The Island of Dr. Moreau
The Beast Folk
Yeah, all of them. Every single one—including Dog Man and M'ling—are the antagonists of the novel.
Now, we should point out an important distinction here. An antagonist and a villain are not the same thing. A villain is a bad guy, a morally corrupt individual with a maniacal laugh and probably a secret lair hidden in a volcano or Starbucks. An antagonist is the character—in this case, characters (plural)—who creates obstacles the protagonist must overcome. He can do this out of pure, evil spite, but sometimes the antagonist can be an antagonist simply by existing.
The Beast Folk are mostly the latter, and the obstacles they present Prendick vary from creature to creature. On the one hand, Hyena-Swine becomes an obstacle of survival for Prendick. On the other hand, Satyr and Ape Man openly question Prendick's status in the island society, causing problems when Prendick needs to replace Moreau as the one in charge.

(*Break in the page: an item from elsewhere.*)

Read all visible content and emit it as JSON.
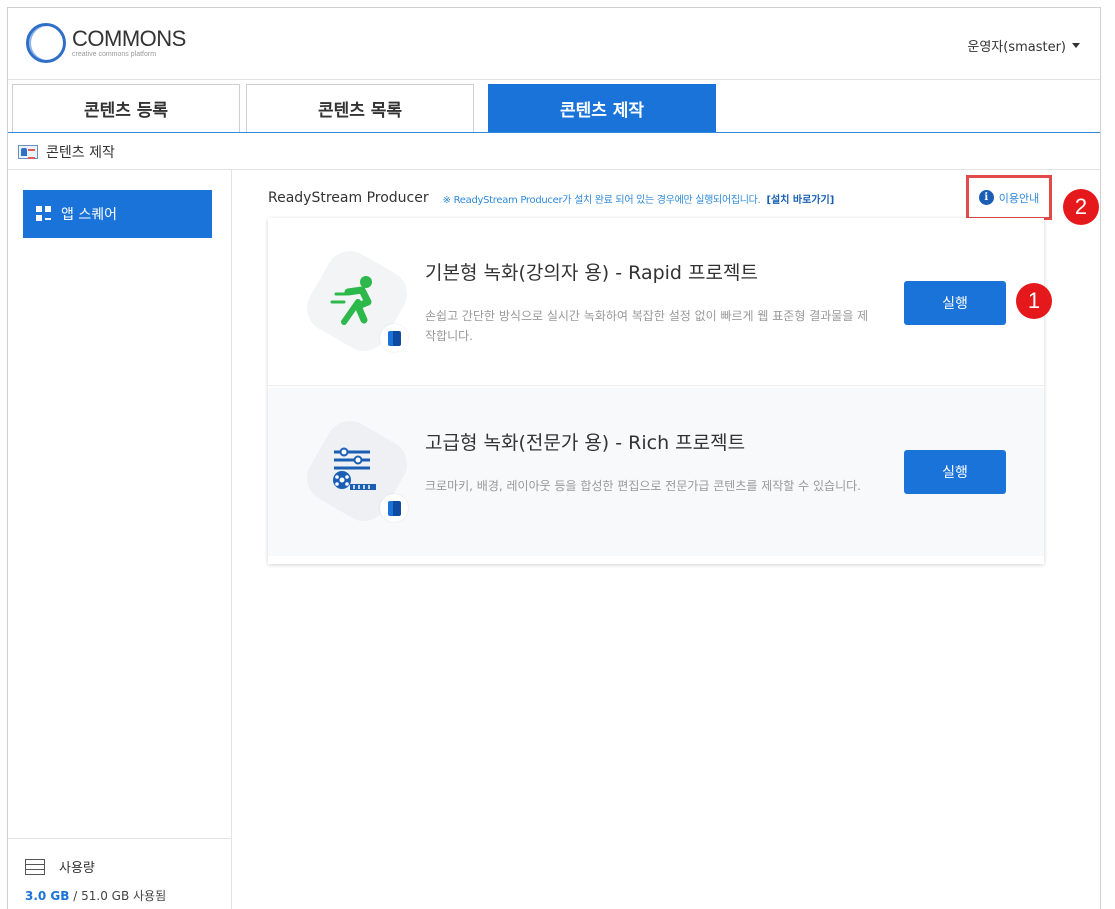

Still other obstacles are internal for Prendick. For example, Prendick has an inner conflict with regards to the Beast Folk as he both hates and pities the creatures. This is particularly true during the hunting of the Leopard Man.
We'd like to add a quick side note before we move on. In the "Symbols, Imagery, Allegory" section, we discuss that the idea that Moreau's island symbolizes civilization. If that's true, then the Beast Folk represent various classes of people within society, meaning the ultimate antagonist of The Island of Dr. Moreau could be society itself. Did you hear that squishy sound? That's the sound of someone's mind being blown.

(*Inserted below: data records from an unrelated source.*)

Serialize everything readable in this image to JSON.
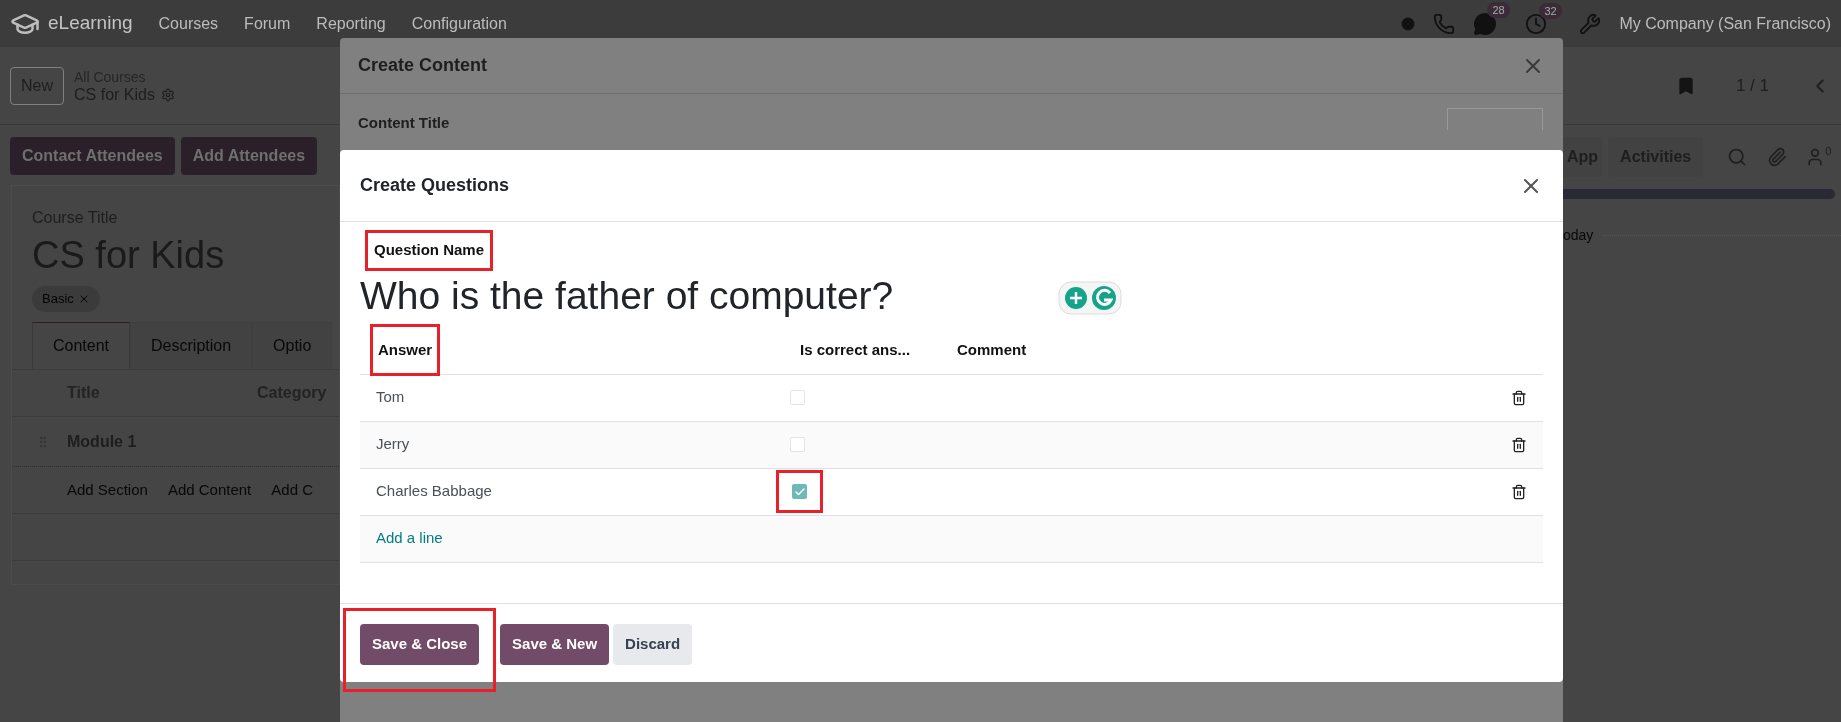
{
  "navbar": {
    "app": "eLearning",
    "menu": [
      "Courses",
      "Forum",
      "Reporting",
      "Configuration"
    ],
    "chat_count": "28",
    "activity_count": "32",
    "company": "My Company (San Francisco)"
  },
  "control_panel": {
    "new_button": "New",
    "breadcrumb_parent": "All Courses",
    "breadcrumb_current": "CS for Kids",
    "pager": "1 / 1"
  },
  "actions": [
    "Contact Attendees",
    "Add Attendees"
  ],
  "course": {
    "title_label": "Course Title",
    "title": "CS for Kids",
    "tags": [
      "Basic"
    ],
    "tabs": [
      {
        "label": "Content",
        "selected": true
      },
      {
        "label": "Description",
        "selected": false
      },
      {
        "label": "Optio",
        "selected": false
      }
    ],
    "columns": [
      "Title",
      "Category"
    ],
    "section": "Module 1",
    "add_links": [
      "Add Section",
      "Add Content",
      "Add C"
    ]
  },
  "chatter": {
    "buttons": [
      "App",
      "Activities"
    ],
    "follower_count": "0",
    "date_separator": "oday"
  },
  "content_dialog": {
    "title": "Create Content",
    "field_label": "Content Title"
  },
  "question_dialog": {
    "title": "Create Questions",
    "question_label": {
      "text": "Question Name",
      "highlighted": true
    },
    "question": "Who is the father of computer?",
    "columns": [
      {
        "label": "Answer",
        "highlighted": true
      },
      {
        "label": "Is correct ans...",
        "highlighted": false
      },
      {
        "label": "Comment",
        "highlighted": false
      }
    ],
    "rows": [
      {
        "answer": "Tom",
        "correct": false,
        "highlighted": false
      },
      {
        "answer": "Jerry",
        "correct": false,
        "highlighted": false
      },
      {
        "answer": "Charles Babbage",
        "correct": true,
        "highlighted": true
      }
    ],
    "add_line": "Add a line",
    "buttons": [
      {
        "label": "Save & Close",
        "kind": "primary",
        "highlighted": true
      },
      {
        "label": "Save & New",
        "kind": "primary",
        "highlighted": false
      },
      {
        "label": "Discard",
        "kind": "secondary",
        "highlighted": false
      }
    ]
  }
}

Did we throw you by mentioning the Beast Folk first? Well, Moreau isn't a straightforward antagonist. Sure, he's responsible for the whole messed up situation and he's not exactly a good guy, slicing up animals like does, but he's not actually out to get Prendick. If it were up to him, Prendick wouldn't have crashed his vivisectionist party… To an extent Moreau's and Prendick's interests actually line up—they're both men of science—but Moreau takes it to such a nut-job extreme that Prendick can't help but reject Moreau's views.
Moreau the person is less of an antagonist than Moreau the worldview. Prendick is horrified when he realizes that he's attracted to the perks of this worldview—heck, who doesn't want to save time by not troubling with ethical questions.
Yet had I known such pain was in the next room, and had it been dumb, I believe—I have thought since—I could have stood it well enough. It is when suffering finds a voice and sets our nerves quivering that this pity comes troubling us. (8.26)
It's the fight against this antagonistic feature of Moreau—Moreau's ideas—that is a central struggle for our protagonist Prendick.